The development of high-performance anode materials is critical for progressing lithium-ion battery (LIB) technology. In spite of the fact that SiO_x has gained prevalent attention due to its high theoretical capacity and low cost, its practical application is impeded by poor electrical conductivity, severe volume expansion and unstable solid electrolyte interface (SEI) formation. In this work, a novel GO-SnS/Sn-SiO_x/C composite was synthesized via sol-gel, co-precipitation and loading approaches. The integration of SnS/Sn improved electronic conductivity and capacity; yet, its high reactivity led to continuous electrolyte decomposition.
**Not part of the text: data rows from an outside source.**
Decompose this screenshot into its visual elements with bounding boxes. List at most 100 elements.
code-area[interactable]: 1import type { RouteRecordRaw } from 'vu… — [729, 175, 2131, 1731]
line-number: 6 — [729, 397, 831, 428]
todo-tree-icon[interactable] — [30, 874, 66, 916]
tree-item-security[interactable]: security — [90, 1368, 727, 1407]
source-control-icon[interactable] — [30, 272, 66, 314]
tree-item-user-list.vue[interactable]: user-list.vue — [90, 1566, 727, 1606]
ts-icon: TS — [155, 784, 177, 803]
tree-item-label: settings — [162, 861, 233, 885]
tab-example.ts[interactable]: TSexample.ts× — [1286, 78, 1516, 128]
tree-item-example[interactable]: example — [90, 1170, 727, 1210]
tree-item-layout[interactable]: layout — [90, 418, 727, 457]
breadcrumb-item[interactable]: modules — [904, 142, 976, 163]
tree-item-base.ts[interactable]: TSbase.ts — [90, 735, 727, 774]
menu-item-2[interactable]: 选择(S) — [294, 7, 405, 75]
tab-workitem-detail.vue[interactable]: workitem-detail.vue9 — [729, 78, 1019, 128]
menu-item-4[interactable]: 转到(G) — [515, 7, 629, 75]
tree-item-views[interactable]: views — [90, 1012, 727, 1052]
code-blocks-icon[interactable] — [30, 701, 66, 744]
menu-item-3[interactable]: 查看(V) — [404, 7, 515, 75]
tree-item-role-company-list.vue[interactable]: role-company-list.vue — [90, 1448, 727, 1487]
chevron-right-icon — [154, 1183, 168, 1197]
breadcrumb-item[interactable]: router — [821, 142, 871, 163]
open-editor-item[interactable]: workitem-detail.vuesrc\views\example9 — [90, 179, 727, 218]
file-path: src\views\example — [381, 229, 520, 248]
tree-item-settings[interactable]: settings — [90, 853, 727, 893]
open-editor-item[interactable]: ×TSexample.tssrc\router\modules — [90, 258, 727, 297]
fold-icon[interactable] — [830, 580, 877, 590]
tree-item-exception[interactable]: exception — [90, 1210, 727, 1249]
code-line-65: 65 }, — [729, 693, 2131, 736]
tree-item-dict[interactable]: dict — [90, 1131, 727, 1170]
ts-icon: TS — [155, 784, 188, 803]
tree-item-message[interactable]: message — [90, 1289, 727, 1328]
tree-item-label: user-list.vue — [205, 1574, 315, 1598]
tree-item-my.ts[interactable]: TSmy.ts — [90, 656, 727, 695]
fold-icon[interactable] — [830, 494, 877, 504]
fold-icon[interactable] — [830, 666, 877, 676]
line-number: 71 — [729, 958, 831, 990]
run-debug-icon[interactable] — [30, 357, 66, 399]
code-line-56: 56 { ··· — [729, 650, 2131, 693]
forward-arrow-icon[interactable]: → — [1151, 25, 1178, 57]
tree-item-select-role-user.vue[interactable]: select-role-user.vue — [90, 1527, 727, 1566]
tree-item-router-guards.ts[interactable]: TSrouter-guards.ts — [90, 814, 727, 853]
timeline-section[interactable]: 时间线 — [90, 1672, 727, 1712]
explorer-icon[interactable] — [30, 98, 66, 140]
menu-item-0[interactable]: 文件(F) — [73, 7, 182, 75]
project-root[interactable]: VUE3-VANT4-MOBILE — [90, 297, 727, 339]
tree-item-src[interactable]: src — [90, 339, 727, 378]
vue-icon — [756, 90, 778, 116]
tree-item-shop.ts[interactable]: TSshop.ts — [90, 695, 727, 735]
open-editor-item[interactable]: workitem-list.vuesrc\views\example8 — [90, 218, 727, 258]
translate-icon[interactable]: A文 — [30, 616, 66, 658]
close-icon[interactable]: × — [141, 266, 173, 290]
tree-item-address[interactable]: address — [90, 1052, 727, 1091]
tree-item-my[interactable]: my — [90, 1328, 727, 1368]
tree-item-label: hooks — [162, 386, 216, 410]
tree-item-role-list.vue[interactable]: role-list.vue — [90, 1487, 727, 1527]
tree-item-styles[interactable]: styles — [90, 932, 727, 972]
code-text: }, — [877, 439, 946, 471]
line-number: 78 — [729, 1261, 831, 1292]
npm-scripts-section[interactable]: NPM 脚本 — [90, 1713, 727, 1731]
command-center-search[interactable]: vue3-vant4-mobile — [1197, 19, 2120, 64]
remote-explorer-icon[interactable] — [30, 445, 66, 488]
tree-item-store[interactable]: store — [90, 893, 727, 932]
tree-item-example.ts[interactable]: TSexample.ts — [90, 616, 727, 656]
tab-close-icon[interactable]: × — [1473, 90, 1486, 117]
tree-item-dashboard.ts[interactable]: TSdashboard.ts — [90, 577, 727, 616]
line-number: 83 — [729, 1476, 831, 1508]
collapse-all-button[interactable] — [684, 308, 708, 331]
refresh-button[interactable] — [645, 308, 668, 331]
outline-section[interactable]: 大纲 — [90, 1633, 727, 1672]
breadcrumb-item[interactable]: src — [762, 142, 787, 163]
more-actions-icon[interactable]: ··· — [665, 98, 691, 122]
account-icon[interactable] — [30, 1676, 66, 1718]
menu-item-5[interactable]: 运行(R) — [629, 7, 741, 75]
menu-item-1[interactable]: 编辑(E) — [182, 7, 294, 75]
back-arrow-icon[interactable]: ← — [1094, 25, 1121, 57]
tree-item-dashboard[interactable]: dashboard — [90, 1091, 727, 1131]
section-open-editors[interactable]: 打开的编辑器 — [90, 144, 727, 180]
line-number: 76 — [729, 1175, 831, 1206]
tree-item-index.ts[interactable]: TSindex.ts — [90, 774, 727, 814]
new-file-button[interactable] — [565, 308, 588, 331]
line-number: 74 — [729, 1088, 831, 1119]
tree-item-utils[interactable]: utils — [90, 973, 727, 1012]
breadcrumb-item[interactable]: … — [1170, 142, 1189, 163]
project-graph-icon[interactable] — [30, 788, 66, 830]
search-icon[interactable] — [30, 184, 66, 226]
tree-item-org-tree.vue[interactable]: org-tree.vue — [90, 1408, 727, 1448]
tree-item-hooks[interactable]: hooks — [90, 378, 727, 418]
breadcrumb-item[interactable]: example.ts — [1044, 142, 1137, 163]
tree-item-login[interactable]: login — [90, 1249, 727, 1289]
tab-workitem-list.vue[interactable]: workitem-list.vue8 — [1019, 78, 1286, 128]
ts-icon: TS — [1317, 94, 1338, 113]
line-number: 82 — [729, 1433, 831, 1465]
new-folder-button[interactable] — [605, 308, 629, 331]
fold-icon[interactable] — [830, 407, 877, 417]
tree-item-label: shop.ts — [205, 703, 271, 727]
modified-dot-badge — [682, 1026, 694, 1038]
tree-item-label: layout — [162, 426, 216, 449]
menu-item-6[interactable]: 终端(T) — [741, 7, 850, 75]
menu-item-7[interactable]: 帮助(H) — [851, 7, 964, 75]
To constrain the inherent challenges associated with SiO_x and SnS/Sn, graphene oxide (GO) was employed as a flexible conductive matrix to uniformly disperse SnS/Sn particles and buffer mechanical stress during cycling. The GO-SnS/Sn-SiO_x/C composite exhibited superior electrochemical performance, delivering enhanced specific capacity, outstanding rate capability and remarkable long-term cycling stability compared to both bare SiO_x/C and SnS/Sn-SiO_x/C electrodes. The findings indicated that as-prepared nanohybrid GO-SnS/Sn-SiO_x/C released a steady reversible capacity of 759.5 mAh/g with high-capacity retention of 80.6% at 1 A/g after 500 cycles, surpassing SiO_x/C (56.3 mAh/g) and SnS/Sn-SiO_x/C (96.3 mAh/g) anodes by factors of 13.5 and 7.9, respectively. The reduced charge-transfer resistance and improved lithium-ion diffusion were ascribed to this exceptional enhancement. This tactic paves the path for the advancement of hybridized SiO_x anode materials with extended cycle life and excellent processability for high-capacity LIBs.